A feira do produtor de Maringá foi criada com apoio da Emater há 16 anos, reunindo cerca de 40 pequenos agricultores do município. A idéia era melhorar a renda dos produtores através da comercialização direta, mas existiam obstáculos. Com apoio de vários setores os proprietários conseguiram aprovar a feira através de um decreto, depois transformado em lei. No início os feirantes colocavam os produtos em caixas ou até no chão, em cima de lonas. Hoje são mais de 150 cadastrados que possuem uma boa estrutura e respeitam as regras da feira.

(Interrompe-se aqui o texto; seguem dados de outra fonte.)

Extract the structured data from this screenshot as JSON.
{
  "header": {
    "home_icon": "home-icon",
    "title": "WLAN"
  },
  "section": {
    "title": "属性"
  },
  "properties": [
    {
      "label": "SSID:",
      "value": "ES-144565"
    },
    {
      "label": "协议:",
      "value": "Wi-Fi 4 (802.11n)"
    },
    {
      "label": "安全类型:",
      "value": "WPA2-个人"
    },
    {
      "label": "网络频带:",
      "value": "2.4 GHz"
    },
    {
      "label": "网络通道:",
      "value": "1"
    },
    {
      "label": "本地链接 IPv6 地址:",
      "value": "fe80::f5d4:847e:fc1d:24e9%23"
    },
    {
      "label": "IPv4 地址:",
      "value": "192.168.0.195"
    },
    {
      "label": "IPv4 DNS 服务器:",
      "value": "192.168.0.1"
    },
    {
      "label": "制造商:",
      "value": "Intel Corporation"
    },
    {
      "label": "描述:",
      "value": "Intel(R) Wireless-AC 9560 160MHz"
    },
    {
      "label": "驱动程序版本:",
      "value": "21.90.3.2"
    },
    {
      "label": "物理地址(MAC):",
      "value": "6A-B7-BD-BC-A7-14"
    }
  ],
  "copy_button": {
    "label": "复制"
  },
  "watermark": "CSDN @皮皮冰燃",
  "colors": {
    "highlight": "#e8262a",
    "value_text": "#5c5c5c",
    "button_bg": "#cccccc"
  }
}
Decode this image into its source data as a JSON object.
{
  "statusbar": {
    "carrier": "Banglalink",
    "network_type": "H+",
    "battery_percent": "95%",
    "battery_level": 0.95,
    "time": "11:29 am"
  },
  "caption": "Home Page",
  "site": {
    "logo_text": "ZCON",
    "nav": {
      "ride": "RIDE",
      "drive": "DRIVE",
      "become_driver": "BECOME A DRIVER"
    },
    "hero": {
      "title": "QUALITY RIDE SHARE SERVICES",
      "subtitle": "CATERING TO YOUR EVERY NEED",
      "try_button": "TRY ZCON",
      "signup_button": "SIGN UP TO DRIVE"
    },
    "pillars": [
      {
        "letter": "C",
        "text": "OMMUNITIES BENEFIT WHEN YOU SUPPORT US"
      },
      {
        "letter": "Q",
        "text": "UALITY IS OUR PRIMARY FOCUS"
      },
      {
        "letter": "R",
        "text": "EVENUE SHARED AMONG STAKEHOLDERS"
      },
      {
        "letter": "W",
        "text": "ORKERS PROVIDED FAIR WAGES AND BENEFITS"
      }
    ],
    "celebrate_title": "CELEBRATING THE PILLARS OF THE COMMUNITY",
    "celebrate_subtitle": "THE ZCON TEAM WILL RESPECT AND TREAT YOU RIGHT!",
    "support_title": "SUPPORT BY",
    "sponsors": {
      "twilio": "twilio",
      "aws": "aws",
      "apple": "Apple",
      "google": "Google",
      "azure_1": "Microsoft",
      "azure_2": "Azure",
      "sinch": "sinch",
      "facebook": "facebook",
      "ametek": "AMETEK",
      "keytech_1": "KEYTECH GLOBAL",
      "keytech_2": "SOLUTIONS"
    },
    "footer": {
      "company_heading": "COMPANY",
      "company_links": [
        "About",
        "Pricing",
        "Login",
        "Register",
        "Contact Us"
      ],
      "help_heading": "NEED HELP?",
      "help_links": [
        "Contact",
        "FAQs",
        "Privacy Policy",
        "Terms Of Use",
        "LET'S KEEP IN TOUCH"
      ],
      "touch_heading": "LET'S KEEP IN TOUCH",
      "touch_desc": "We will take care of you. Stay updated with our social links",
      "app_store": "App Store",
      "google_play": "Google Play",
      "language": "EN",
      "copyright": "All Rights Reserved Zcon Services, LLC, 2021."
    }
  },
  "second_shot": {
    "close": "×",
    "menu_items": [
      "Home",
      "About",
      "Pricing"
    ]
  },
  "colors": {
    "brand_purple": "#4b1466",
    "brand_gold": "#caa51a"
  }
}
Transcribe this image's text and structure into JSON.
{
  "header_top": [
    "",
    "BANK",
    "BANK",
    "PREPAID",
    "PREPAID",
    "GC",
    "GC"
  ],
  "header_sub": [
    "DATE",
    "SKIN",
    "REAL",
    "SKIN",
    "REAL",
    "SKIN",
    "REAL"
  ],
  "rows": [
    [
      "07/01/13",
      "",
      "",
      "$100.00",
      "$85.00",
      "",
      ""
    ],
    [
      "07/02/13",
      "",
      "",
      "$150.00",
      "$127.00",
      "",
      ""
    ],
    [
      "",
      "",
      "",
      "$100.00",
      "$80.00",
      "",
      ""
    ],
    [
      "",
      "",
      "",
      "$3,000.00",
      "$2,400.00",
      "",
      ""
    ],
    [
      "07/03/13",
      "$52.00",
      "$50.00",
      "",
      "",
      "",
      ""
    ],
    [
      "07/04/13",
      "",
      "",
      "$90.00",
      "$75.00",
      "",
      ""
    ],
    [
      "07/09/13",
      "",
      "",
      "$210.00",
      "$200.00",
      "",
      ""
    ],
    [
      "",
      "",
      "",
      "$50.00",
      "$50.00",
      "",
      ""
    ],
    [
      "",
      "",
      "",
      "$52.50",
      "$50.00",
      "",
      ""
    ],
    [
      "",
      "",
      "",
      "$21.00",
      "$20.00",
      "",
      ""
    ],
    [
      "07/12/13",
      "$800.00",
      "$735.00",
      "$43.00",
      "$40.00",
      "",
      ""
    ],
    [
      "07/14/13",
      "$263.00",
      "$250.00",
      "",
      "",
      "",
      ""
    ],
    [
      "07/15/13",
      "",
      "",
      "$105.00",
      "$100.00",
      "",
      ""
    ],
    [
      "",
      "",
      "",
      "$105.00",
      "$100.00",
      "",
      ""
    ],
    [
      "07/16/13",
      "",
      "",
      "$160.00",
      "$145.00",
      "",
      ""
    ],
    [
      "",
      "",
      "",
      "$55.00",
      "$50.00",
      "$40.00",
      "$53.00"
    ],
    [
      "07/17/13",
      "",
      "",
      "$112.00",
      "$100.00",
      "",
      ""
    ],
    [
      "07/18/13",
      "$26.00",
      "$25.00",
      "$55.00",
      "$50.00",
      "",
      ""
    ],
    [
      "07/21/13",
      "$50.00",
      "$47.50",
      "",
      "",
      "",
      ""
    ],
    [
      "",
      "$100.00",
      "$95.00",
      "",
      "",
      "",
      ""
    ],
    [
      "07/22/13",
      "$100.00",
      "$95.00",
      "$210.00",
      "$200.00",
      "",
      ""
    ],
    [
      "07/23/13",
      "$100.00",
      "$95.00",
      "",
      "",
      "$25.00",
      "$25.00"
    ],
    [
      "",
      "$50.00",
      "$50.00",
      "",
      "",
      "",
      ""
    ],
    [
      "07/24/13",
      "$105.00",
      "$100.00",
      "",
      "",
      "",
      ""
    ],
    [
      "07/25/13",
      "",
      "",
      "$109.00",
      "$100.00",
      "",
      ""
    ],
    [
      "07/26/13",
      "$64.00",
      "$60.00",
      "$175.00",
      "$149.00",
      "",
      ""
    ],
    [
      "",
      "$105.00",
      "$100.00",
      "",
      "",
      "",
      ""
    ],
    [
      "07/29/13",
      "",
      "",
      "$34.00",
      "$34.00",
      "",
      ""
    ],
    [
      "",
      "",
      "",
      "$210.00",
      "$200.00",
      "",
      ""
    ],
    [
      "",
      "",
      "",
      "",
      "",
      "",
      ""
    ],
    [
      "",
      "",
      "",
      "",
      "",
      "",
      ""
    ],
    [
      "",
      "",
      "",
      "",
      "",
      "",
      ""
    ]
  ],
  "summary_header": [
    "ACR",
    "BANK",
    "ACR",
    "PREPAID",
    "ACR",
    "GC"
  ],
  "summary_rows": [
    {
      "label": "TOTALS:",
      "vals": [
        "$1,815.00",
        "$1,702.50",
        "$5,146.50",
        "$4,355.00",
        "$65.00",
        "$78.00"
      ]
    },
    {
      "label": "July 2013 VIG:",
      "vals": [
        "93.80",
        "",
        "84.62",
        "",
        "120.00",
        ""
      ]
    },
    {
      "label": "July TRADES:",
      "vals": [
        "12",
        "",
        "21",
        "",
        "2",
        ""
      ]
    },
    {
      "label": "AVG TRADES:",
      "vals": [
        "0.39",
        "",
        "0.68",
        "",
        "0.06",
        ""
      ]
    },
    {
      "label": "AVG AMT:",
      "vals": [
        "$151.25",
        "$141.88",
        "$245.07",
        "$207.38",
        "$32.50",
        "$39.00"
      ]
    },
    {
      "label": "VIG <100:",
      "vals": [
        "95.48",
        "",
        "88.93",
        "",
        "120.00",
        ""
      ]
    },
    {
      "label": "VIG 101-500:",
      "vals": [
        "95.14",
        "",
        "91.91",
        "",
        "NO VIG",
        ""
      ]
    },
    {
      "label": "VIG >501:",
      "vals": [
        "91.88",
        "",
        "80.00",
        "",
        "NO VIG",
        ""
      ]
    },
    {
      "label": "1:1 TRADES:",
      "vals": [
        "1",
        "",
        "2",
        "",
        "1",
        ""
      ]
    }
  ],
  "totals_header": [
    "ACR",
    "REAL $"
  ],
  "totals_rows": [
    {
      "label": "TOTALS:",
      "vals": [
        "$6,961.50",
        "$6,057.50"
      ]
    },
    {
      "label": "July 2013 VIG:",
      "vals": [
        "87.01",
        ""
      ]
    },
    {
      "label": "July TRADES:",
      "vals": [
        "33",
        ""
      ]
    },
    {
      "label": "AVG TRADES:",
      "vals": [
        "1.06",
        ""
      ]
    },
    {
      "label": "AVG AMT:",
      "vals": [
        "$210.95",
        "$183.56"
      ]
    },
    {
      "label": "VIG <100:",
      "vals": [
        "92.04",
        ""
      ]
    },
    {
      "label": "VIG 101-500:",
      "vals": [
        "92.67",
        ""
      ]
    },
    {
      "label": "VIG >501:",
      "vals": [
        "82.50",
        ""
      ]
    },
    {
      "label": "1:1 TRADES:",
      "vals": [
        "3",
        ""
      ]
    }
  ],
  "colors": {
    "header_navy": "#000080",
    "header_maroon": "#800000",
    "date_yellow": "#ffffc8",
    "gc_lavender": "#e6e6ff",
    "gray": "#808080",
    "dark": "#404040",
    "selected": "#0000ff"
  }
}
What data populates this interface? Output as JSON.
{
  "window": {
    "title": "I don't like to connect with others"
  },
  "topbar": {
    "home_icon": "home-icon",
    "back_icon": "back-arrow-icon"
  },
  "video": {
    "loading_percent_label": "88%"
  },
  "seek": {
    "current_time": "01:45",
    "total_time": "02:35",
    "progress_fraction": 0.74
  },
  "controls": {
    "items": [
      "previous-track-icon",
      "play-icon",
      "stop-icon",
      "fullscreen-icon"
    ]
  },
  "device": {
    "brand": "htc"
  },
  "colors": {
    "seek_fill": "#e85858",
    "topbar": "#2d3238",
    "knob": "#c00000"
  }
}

Alguns dos artigos da lei que criou a feira mostram a intenção dos produtores em não competir com o comércio normal, como o que impede o início da comercialização antes das 18 horas nas feiras de sábado. ‘‘Só pode vender depois que tocar a sirene’’, avisa Paulo Pimenta, presidente da Associação dos Produtores de Maringá. A lei exige também que toda comercialização da feira seja de produtos da região. Apenas uma barraca vende cebola e batata, que não são cultivadas nos municípios próximos a Maringá.
Os feirantes criaram também um estatuto, com regras rígidas que, quando não são respeitadas, podem gerar a exclusão do produtor. São normas simples, como a obrigação do feirante usar guarda-pó, não chegar nem montar a barraca antes do horário, nem sair do local da feira depois do prazo. ‘‘Todo mundo concorda e os problemas são poucos’’, diz Pimenta. Os preços também são controlados. Todos os dias de feira a Emater aponta o valor máximo que pode ser praticado, em cima de uma média dos preços do Ceasa. Pimenta não tem idéia da quantidade de produtos vendidos por dia, mas garante que, nas quartas, pelo menos 3 mil consumidores passam pela feira.(M.Z.)